Fontana S, Kremer Hovinga J A, Lämmle B, Mansouri Taleghani B
Department of Haematology and Central Haematology Laboratory, University Hospital, Inselspital, Bern, Switzerland.
Vox Sang. 2006 May;90(4):245-54. doi: 10.1111/j.1423-0410.2006.00747.x.
Thrombotic thrombocytopenic purpura (TTP), characterized by thrombocytopenia and microangiopathic haemolytic anaemia, was almost universally fatal until the introduction of plasma exchange (PE) therapy in the 1970s. Based on clinical studies, daily PE has become the first-choice therapy since 1991. Recent findings may explain its effectiveness, which may include, in particular, the removal of anti-ADAMTS13 autoantibodies and unusually large von Willebrand factor multimers and/or supply of ADAMTS13 in acquired idiopathic or congenital TTP. Based on currently available data, the favoured PE regimen is daily PE [involving replacement of 1-1.5 times the patient's plasma volume with fresh-frozen plasma (FFP)] until remission. Adverse events of treatment are mainly related to central venous catheters. The potential reduction of plasma related side-effects, such as transfusion-related acute lung injury (TRALI) or febrile transfusion reactions by use of solvent-detergent treated (S/D) plasma instead of FFP is not established by controlled clinical studies. Uncontrolled clinical observations and the hypothesis of an autoimmune process in a significant part of the patients with acquired idiopathic TTP suggest a beneficial effect of adjunctive therapy with corticosteroids. Other immunosuppressive treatments are not tested in controlled trials and should be reserved for refractory or relapsing disease. There is no convincing evidence for the use of antiplatelet agents. Supportive treatment with transfusion of red blood cells or platelets has to be evaluated on a clinical basis, but the transfusion trigger for platelets should be very restrictive. Further controlled, prospective studies should consider the different pathophysiological features of thrombotic microangiopathies, address the prognostic significance of ADAMTS13 and explore alternative exchange fluids to FFP, the role of immunosuppressive therapies and of new plasma saving approaches as recombinant ADAMTS13 and protein A immunoadsorption.
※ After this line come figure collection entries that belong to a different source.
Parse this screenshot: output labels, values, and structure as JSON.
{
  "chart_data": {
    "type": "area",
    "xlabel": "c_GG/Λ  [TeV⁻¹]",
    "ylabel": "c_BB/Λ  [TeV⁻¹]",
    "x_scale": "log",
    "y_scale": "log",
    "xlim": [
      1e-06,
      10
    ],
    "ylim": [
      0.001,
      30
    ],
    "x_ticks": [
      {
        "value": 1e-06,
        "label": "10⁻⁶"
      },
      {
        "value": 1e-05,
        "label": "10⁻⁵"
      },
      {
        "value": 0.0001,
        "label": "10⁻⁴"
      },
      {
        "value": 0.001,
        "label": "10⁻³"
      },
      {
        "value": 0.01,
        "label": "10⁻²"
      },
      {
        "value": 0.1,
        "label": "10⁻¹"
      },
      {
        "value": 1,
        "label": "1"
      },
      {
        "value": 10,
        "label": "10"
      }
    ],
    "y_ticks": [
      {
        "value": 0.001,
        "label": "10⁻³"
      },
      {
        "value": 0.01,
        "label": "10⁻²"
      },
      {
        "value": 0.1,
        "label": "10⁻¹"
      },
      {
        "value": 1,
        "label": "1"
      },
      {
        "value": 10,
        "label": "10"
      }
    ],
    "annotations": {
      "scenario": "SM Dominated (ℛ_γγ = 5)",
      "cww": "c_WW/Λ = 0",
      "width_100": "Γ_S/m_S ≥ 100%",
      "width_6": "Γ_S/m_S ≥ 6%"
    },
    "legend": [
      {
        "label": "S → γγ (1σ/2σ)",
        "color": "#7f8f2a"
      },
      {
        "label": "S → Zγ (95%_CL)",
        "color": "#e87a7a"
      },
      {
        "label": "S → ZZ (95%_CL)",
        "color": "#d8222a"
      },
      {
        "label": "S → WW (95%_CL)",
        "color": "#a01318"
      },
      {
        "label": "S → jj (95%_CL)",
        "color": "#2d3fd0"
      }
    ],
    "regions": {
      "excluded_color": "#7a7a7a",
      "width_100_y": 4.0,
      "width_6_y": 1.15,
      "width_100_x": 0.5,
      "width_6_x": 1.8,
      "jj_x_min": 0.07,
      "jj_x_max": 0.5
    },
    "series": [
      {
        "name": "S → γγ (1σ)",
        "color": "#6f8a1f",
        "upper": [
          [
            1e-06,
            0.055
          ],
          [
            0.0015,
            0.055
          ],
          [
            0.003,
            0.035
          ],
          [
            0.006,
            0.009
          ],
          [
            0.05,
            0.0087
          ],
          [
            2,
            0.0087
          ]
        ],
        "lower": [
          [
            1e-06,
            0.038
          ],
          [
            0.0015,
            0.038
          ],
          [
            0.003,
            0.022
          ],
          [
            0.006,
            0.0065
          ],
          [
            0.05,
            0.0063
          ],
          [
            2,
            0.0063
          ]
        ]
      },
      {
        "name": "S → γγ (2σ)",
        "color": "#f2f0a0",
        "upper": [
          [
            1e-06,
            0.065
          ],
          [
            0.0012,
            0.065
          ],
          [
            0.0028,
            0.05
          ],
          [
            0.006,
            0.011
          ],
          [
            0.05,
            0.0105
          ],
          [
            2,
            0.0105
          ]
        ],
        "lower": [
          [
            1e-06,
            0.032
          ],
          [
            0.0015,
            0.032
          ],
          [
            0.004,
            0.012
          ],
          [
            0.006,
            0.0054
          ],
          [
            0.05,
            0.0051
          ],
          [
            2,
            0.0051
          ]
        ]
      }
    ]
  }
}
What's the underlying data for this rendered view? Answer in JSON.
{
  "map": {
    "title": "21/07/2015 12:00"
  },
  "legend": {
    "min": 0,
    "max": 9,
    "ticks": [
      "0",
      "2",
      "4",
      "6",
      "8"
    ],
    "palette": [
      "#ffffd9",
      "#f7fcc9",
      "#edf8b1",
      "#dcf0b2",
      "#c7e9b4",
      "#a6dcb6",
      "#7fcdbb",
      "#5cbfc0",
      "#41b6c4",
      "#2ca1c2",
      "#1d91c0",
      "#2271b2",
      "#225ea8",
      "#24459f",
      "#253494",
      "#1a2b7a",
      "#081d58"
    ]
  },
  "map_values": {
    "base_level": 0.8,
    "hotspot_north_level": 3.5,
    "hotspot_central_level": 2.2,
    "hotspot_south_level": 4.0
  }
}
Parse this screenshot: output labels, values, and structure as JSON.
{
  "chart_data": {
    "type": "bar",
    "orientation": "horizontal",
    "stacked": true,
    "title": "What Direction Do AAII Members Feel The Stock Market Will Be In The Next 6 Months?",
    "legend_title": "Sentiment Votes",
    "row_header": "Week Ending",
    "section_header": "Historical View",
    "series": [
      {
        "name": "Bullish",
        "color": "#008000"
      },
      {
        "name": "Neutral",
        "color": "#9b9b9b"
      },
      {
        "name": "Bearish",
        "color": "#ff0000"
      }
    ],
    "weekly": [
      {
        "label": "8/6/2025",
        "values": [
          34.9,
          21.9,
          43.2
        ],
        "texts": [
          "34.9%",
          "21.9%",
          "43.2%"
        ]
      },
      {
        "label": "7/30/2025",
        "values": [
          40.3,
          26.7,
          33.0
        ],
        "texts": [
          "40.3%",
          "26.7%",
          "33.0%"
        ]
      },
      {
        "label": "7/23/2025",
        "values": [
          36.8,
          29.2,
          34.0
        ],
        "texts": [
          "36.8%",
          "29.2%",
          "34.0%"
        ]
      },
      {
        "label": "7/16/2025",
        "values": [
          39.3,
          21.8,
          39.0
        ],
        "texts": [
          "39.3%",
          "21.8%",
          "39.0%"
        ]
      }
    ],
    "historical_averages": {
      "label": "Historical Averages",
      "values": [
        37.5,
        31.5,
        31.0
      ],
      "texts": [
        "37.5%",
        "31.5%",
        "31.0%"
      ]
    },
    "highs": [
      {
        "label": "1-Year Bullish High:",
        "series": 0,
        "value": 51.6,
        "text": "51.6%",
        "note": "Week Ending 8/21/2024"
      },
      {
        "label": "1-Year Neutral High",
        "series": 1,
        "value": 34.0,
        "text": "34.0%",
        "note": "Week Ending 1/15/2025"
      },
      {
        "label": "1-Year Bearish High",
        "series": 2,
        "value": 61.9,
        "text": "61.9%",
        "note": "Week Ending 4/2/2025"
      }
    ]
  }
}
血栓性血小板减少性紫癜(TTP)的特征为血小板减少和微血管病性溶血性贫血,在20世纪70年代引入血浆置换(PE)治疗之前几乎无一幸免。基于临床研究,自1991年起每日血浆置换已成为首选治疗方法。近期研究结果或许能解释其有效性,这尤其可能包括清除抗ADAMTS13自身抗体以及超大血管性血友病因子多聚体和/或为获得性特发性或先天性TTP补充ADAMTS13。基于现有数据,推荐的血浆置换方案是每日进行血浆置换[即用新鲜冷冻血浆(FFP)置换患者血浆量的1 - 1.5倍]直至病情缓解。治疗的不良事件主要与中心静脉导管有关。使用经溶剂去污剂处理(S/D)的血浆而非FFP是否能潜在减少血浆相关副作用,如输血相关急性肺损伤(TRALI)或发热性输血反应,尚未得到对照临床研究的确证。非对照临床观察以及大部分获得性特发性TTP患者存在自身免疫过程的假说提示,联合使用皮质类固醇治疗可能有益。其他免疫抑制治疗方法尚未在对照试验中进行检验,应仅用于难治性或复发性疾病。目前尚无令人信服的证据支持使用抗血小板药物。红细胞或血小板输注的支持性治疗必须根据临床情况进行评估,但血小板的输注阈值应非常严格。进一步的对照前瞻性研究应考虑血栓性微血管病的不同病理生理特征,探讨ADAMTS13的预后意义,并探索替代FFP的置换液、免疫抑制治疗的作用以及新的血浆节省方法,如重组ADAMTS13和蛋白A免疫吸附。